For much of its history, CBD has been tied to marijuana as a whole and, more specifically, beholden to the laws meant for its more flamboyant cousin, THC. However, some recent developments have helped CBD to be seen in its own light.
One of those developments was the Farm Bill that was signed into federal law in December of 2018. This law removed the hemp plant from the list of Schedule One federally controlled substances, legalizing the cultivation and sale of hemp at the federal level. It defines hemp as a cannabis plant containing less than a 0.3% concentration of THC.
Another development in the CBD industry was the World Health Organization publishing a report in which CBD was found to be generally well-tolerated, non-addictive, and safe. Both the shift in federal policy and this study by the WHO lend new credibility and opportunity to CBD companies across the country and across the world.
When Did CBD Come out of the Woodwork?
Although it has been around and been studied for the better part of 80 years, CBD only really came out of the woodwork in 2011 with Paige Fiji and her daughter Charlotte. In short, Charlotte was suffering from Dravet Syndrome and having so many violent epileptic seizures that she had to be on life support. Eventually, Charlotte, at only five years old, was only expected to live for additional few weeks or few months.
Not able to find any successful treatment options, Paige turned to CBD for her daughter. Once she was able to buy marijuana, extract CBD, and give it to her daughter, hundreds of seizures a week dropped to less than three a month after only 18 months of treatment. It is truly an incredible story and put CBD on the mainstream map for the first time.
Why Is CBD so Popular?
There are many theories as to why CBD has become so popular so quickly. These include everything from it being a celebrity fad to people seeking out any coping mechanism because we supposedly live in such volatile times. People who propagate this latter theory say that in such crazy times people are happy to be able to turn to a simple tincture to make it all better.
I’ll take a bit of a different opinion and say that CBD has become so popular—so popular that even celebrities report using it—because people truly feel it helps them achieve better overall health and wellness. The fact of the matter is, so many different people from all backgrounds, ages, walks of life, and who all have varying health issues, have all come out and said that CBD helps them.

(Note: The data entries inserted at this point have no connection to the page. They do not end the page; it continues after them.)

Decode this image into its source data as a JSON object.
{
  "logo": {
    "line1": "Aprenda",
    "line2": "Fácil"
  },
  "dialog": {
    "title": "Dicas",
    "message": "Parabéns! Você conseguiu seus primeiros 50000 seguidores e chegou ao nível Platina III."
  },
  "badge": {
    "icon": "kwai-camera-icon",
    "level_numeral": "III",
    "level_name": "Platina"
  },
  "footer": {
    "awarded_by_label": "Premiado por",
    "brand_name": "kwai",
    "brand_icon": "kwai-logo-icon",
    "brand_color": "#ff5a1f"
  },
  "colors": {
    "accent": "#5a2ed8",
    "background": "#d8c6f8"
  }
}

According to Project CBD, extensive preclinical research has shown that CBD possesses powerful anti-tumoral, anti-oxidant, anti-spasmodic, anti-psychotic, anti-convulsive, and neuroprotective properties. It also has been shown to directly activate serotonin receptors, allowing it to help alleviate anxiety and giving CBD potential as an anti-anxiety treatment.
This has implications of CBD being a potential treatment for a variety of conditions, ranging from arthritis, diabetes, alcoholism, MS, chronic pain, schizophrenia, PTSD, depression, antibiotic-resistant infections, epilepsy, and other neurological disorders.

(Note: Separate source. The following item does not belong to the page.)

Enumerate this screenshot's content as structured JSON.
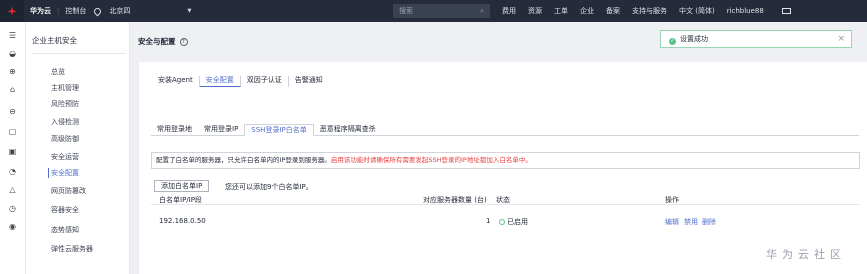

In other words, CBD is popular because it has such a large range of potential benefits. These possible applications, coupled with the fact that many of us are fed up with the pharmaceutical companies and the traditional approach to medicine, mean that we are looking for a better solution. We’re desperate to get off the opioids, antibiotics, and amphetamines that are constantly prescribed to us even when we might not need them.
People are looking for something that has the potential to be better than what we have become accustomed to. And that something may be CBD. That is why it’s popular and why the industry has seen such spectacular growth.